In November 2011 these paintings were declared by the government to be of cultural interest to the Canaries.

== Internal organization ==
The Town Hall administration is made up of the following departments:
- Presidency
- Plenary Session
- Government Council
- Supervising Agencies
- Plenary Session Commissions
- Council of Spokesmen
- Political Groups

==Departments==
The Island Council is composed of the following departments:
- Presidency
- Tourism and Planning
- Health, Relations with the University of La Laguna
- Sustainability, Territory and Environment
- Administration and Treasury
- Economy and Competitiveness
- Social Welfare, Education, Equality and Sport
- Roads, Municipal Co-operation and Housing
- Human Resources and Legal Defence Area
- Agriculture, Livestock, Fishing and Water
- Mobility and Security
- Culture, Heritage and Museums

== Responsibilities and Authority ==
According to article 43 of the LRJAPC, the exclusive responsibilities of the town hall are:
- The coordination of the municipal services of the island to guarantee its integral and suitable benefit to the entire insular territory, replacing the City Councils when the insufficiency of their resources prevents the provision of essential municipal services or established public functions in the LBRL.
- The attendance to and legal, economic and technical cooperation with the municipalities, especially with those of smaller economic capacity and management.
- The provision of supramunicipal public services.
- The approval of plans by insular offices for the provision of works and services in collaboration with the City Councils of each island. To achieve such, the city councils will make the work proposals that affect their municipal area, which should not be modified by the respective Town Hall, except with reasonable causes and a prior hearing with the affected city council.
- The promotion and administration of the peculiar interests of the island.

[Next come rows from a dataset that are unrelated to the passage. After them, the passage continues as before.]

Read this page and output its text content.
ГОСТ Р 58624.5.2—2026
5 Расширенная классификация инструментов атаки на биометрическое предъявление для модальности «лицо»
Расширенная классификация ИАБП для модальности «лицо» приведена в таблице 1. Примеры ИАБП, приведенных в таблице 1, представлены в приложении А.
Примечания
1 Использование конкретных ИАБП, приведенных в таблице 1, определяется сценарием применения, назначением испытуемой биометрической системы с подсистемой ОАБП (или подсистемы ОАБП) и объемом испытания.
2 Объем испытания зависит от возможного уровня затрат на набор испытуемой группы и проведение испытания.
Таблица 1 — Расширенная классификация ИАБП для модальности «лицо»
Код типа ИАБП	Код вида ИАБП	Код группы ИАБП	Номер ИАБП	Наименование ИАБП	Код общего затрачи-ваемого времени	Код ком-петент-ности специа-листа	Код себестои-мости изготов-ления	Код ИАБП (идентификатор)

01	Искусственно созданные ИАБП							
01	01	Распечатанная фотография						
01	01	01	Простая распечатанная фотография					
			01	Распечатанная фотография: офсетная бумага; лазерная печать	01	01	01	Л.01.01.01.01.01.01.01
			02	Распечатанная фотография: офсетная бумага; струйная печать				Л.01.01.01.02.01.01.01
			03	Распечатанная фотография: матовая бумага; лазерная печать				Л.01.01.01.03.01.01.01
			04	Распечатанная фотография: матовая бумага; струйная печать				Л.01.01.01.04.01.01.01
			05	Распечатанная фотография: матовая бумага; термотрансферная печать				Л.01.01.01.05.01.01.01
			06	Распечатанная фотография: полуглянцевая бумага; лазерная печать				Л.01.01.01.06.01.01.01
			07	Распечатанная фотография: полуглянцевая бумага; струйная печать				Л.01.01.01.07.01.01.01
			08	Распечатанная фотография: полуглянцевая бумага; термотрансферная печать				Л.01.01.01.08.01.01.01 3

Law 14/1990, of 26 July, Legal Regime of the Public Administrations of the Canary Islands, transfers to the town halls the following competences:
- The territorial demarcations, alteration of terms and denomination of the municipalities, previous opinion of the Consultative Council of the Canary Islands.
- Own functions of the Agencies of Agrarian Extension.
- Experimental farms.
- Forest services, cattle routes and grass.
- Marine Aquacultures.
- Protection of the environment.
- Management and conservation of protected natural spaces, within the framework of established clause of autonomous sectoral legislation.
- Hunting
- Rural infrastructure of insular character.
- Subrogation of the municipal competences on city-planning, in conformity with the established clause of autonomous sectoral legislation.
- Highways, except those declared of regional interest, within the framework of the autonomous sectoral legislation. In the highways of regional interest, the operation, use and defence of sanctioning regimes.
- The management of ports of refuge, unless they are declared of regional interest.
- Hydraulic works that are not of regional or general interest. Hydraulic work – conservation and policing of insular terrestrial water administration in the terms established by autonomous sectoral legislation.
- Transports by highway and cable. Railroads, in the framework within which it has autonomous sectoral legislation.
- Fairs and markets.
- Policing of spectacles.
- Promotion and policing of the insular tourism, except for the powers of inspection and sanction.
- Annoying, unhealthy, injurious and dangerous activities.
- Policing of houses.
- Conservation and administration of public parks.
- Administration of the residences of students established in the island.
- The promotion of culture, sports, occupation, leisure and relaxation in the insular scope.
- The conservation and administration of the insular historical-artistic patrimony.
- Museums, libraries and archives that are not reserved by the Independent Community.
- Promotion of crafts.
- Social attendance and social services.
- Defense of the consumer.
- Campaigns on animal health.

== Current president ==
The current president is Rosa Dávila. Representing the Coalición Canaria party, she is the first woman to ever hold the position.